N.S. woman reunited with photos after lost camera washes up on N.B. beach
Published Thursday, May 17, 2018 8:58AM ADT
A Nova Scotia woman has been reunited with some precious memories after a camera she lost three years ago washed up on a New Brunswick beach.
Cindy Willigar booked a river rafting excursion on the Shubenacadie River in May 2015 to celebrate her friend’s 50th birthday.
“I went and purchased a waterproof disposable camera because I wanted to get memories of the trip for her because it was her 50th,” says Willigar.
After snapping several photos, she tucked the camera away in the pocket of her raincoat.
“He pulled up and we got out and I started walking up and I patted my side and I just felt sick because the camera wasn’t there,” recalls the Brookfield, N.S. resident.

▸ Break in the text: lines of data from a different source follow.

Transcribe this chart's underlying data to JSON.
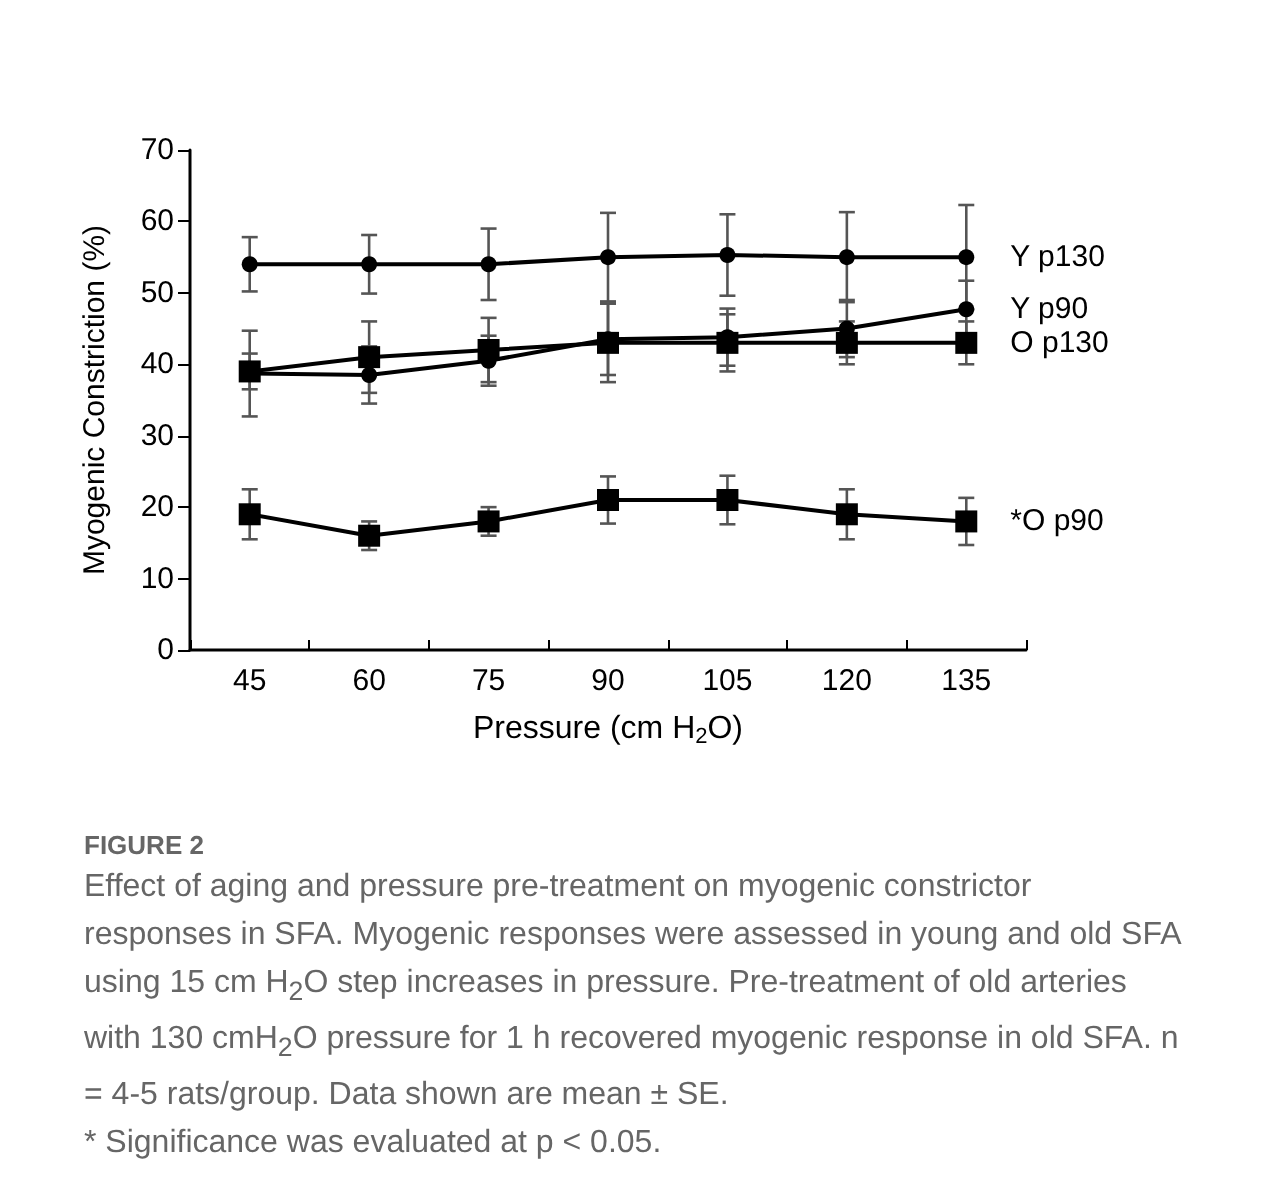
{
  "chart_data": {
    "type": "line",
    "xlabel": "Pressure (cm H$_{2}$O)",
    "ylabel": "Myogenic Constriction (%)",
    "categories": [
      "45",
      "60",
      "75",
      "90",
      "105",
      "120",
      "135"
    ],
    "ylim": [
      0,
      70
    ],
    "yticks": [
      0,
      10,
      20,
      30,
      40,
      50,
      60,
      70
    ],
    "grid": false,
    "legend": false,
    "line_style": "solid",
    "series": [
      {
        "name": "Y p130",
        "color": "#000000",
        "marker": "circle",
        "values": [
          54,
          54,
          54,
          55,
          55.3,
          55,
          55
        ],
        "errors": [
          3.8,
          4.1,
          5,
          6.2,
          5.7,
          6.3,
          7.3
        ]
      },
      {
        "name": "Y p90",
        "color": "#000000",
        "marker": "circle",
        "values": [
          38.7,
          38.5,
          40.5,
          43.5,
          43.8,
          45,
          47.7
        ],
        "errors": [
          6,
          4,
          3.5,
          5,
          4,
          4,
          4
        ]
      },
      {
        "name": "O p130",
        "color": "#000000",
        "marker": "square",
        "values": [
          39,
          41,
          42,
          43,
          43,
          43,
          43
        ],
        "errors": [
          2.5,
          5,
          4.5,
          5.5,
          4,
          3,
          3
        ]
      },
      {
        "name": "*O p90",
        "color": "#000000",
        "marker": "square",
        "values": [
          19,
          16,
          18,
          21,
          21,
          19,
          18
        ],
        "errors": [
          3.5,
          2,
          2,
          3.3,
          3.4,
          3.5,
          3.3
        ]
      }
    ],
    "annotations": [
      "FIGURE 2",
      "Effect of aging and pressure pre-treatment on myogenic constrictor responses in SFA. Myogenic responses were assessed in young and old SFA using 15 cm H$_{2}$O step increases in pressure. Pre-treatment of old arteries with 130 cmH$_{2}$O pressure for 1 h recovered myogenic response in old SFA. n = 4-5 rats/group. Data shown are mean ± SE.",
      "* Significance was evaluated at p < 0.05."
    ]
  }
}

Carried by the Bay of Fundy tides, the camera travelled more than 100 kilometres from South Maitland, N.S. over the next three years, eventually washing up on a beach in Dorchester Cape, N.B.
Chris McMahon was picking up garbage along the beach when he made the discovery.
“My foot bumped into it and I thought it was maybe a case for cigars or a waterproof-type case and I turned it over, it obviously was a camera,” says McMahon.
He had the photos developed and thought they looked like they had been taken in a part of Nova Scotia he had visited.
McMahon posted the photos on his Facebook page in an effort to track down the owner. Three hours later, Willigar was shocked when saw the post.
“I looked at the picture and … I couldn’t believe it, so I went up and I read his writeup with what happened, Chris’ writeup, and here Chris had picked it up on the beach,” says Willigar. “I never thought I’d get these back. Not in a million years did I think I’d get these back.”
McMahon says he’s thrilled he was able to reunite the photos with their rightful owner, despite having little information to go on.
“It’s almost like a message in a bottle, but in a picture format with no name, no address, and, you know, I kinda like finding stuff,” he says.
The unique experience has left Willigar filled with both gratitude and amazement at the power of social media, and the durability of waterproof disposable cameras.
“I guess it’s like Christmas. It’s surreal,” she says. “I mean, you expect them to be waterproof, but for how long? Three years? Three years in the elements?”
The owner of the rafting company is offering to give McMahon a free trip down the river. Willigar hopes that will also give her the chance to thank him in person.